JEE Mains · Physics · STD 11 - 2. motion in straight line
A car accelerates from rest at a constant rate \(\alpha\) for some time after which it decelerates at a constant rate \(\beta\) to come to rest.

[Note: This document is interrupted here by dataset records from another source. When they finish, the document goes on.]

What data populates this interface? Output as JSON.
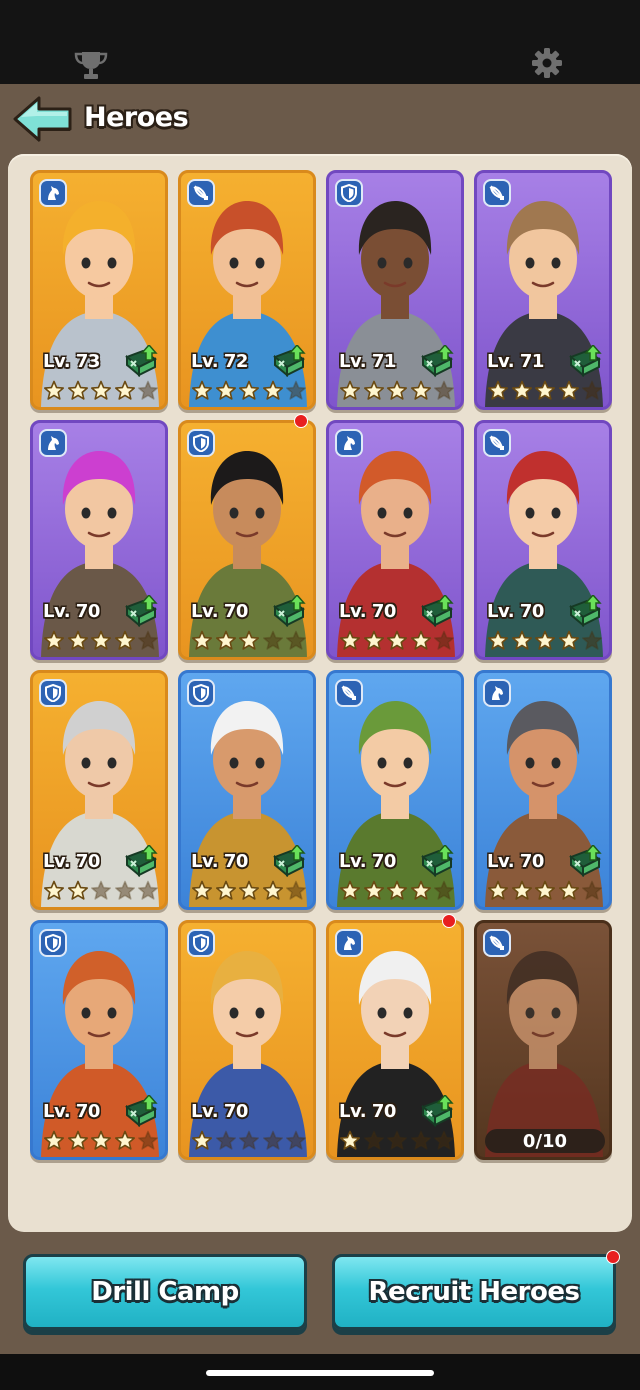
{
  "status_bar": {
    "left_icon": "trophy-icon",
    "right_icon": "gear-icon"
  },
  "header": {
    "title": "Heroes",
    "back_icon": "arrow-left-icon"
  },
  "heroes": [
    {
      "level_label": "Lv. 73",
      "stars": 4,
      "max_stars": 5,
      "class_icon": "horse-icon",
      "card_color": "#f0a62a",
      "upgrade_available": true,
      "new_badge": false
    },
    {
      "level_label": "Lv. 72",
      "stars": 4,
      "max_stars": 5,
      "class_icon": "crossbow-icon",
      "card_color": "#f0a62a",
      "upgrade_available": true,
      "new_badge": false
    },
    {
      "level_label": "Lv. 71",
      "stars": 4,
      "max_stars": 5,
      "class_icon": "shield-icon",
      "card_color": "#9a6fe0",
      "upgrade_available": true,
      "new_badge": false
    },
    {
      "level_label": "Lv. 71",
      "stars": 4,
      "max_stars": 5,
      "class_icon": "crossbow-icon",
      "card_color": "#9a6fe0",
      "upgrade_available": true,
      "new_badge": false
    },
    {
      "level_label": "Lv. 70",
      "stars": 4,
      "max_stars": 5,
      "class_icon": "horse-icon",
      "card_color": "#9a6fe0",
      "upgrade_available": true,
      "new_badge": false
    },
    {
      "level_label": "Lv. 70",
      "stars": 3,
      "max_stars": 5,
      "class_icon": "shield-icon",
      "card_color": "#f0a62a",
      "upgrade_available": true,
      "new_badge": true
    },
    {
      "level_label": "Lv. 70",
      "stars": 4,
      "max_stars": 5,
      "class_icon": "horse-icon",
      "card_color": "#9a6fe0",
      "upgrade_available": true,
      "new_badge": false
    },
    {
      "level_label": "Lv. 70",
      "stars": 4,
      "max_stars": 5,
      "class_icon": "crossbow-icon",
      "card_color": "#9a6fe0",
      "upgrade_available": true,
      "new_badge": false
    },
    {
      "level_label": "Lv. 70",
      "stars": 2,
      "max_stars": 5,
      "class_icon": "shield-icon",
      "card_color": "#f0a62a",
      "upgrade_available": true,
      "new_badge": false
    },
    {
      "level_label": "Lv. 70",
      "stars": 4,
      "max_stars": 5,
      "class_icon": "shield-icon",
      "card_color": "#4f98e8",
      "upgrade_available": true,
      "new_badge": false
    },
    {
      "level_label": "Lv. 70",
      "stars": 4,
      "max_stars": 5,
      "class_icon": "crossbow-icon",
      "card_color": "#4f98e8",
      "upgrade_available": true,
      "new_badge": false
    },
    {
      "level_label": "Lv. 70",
      "stars": 4,
      "max_stars": 5,
      "class_icon": "horse-icon",
      "card_color": "#4f98e8",
      "upgrade_available": true,
      "new_badge": false
    },
    {
      "level_label": "Lv. 70",
      "stars": 4,
      "max_stars": 5,
      "class_icon": "shield-icon",
      "card_color": "#4f98e8",
      "upgrade_available": true,
      "new_badge": false
    },
    {
      "level_label": "Lv. 70",
      "stars": 1,
      "max_stars": 5,
      "class_icon": "shield-icon",
      "card_color": "#f0a62a",
      "upgrade_available": false,
      "new_badge": false
    },
    {
      "level_label": "Lv. 70",
      "stars": 1,
      "max_stars": 5,
      "class_icon": "horse-icon",
      "card_color": "#f0a62a",
      "upgrade_available": true,
      "new_badge": true
    },
    {
      "locked": true,
      "shards_label": "0/10",
      "class_icon": "crossbow-icon",
      "card_color": "#6b4530"
    }
  ],
  "buttons": {
    "drill_camp": "Drill Camp",
    "recruit_heroes": "Recruit Heroes",
    "recruit_badge": true
  },
  "colors": {
    "background": "#6b5a4a",
    "panel": "#e9e0d0",
    "button_cyan": "#33c7d8",
    "star_filled": "#fff6cf",
    "star_empty": "#8a6a2a",
    "badge_red": "#e81f1f"
  }
}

If the total time elapsed is \(t\) seconds, the total distance travelled is
- A \(\frac{4 \alpha \beta}{(\alpha+\beta)} t ^{2}\)
- B \(\frac{2 \alpha \beta}{(\alpha+\beta)} t ^{2}\)
- C \(\frac{\alpha \beta}{2(\alpha+\beta)} t ^{2}\)
- D \(\frac{\alpha \beta}{4(\alpha+\beta)} t ^{2}\)
Answer & Solution
Correct Answer
(C) \(\frac{\alpha \beta}{2(\alpha+\beta)} t ^{2}\)
Step-by-step Solution
Detailed explanation
\(v _{0}=\alpha t _{1}\) and \(0= v _{0}-\beta t _{2} \Rightarrow v _{0}=\beta t _{2}\) \(t _{1}+ t _{2}= t\) \(v _{0}\left(\frac{1}{\alpha}+\frac{1}{\beta}\right)= t\) \(\Rightarrow v _{0}=\frac{\alpha \beta t }{\alpha+\beta}\) Distance \(=\) area of \(v - t\) graph…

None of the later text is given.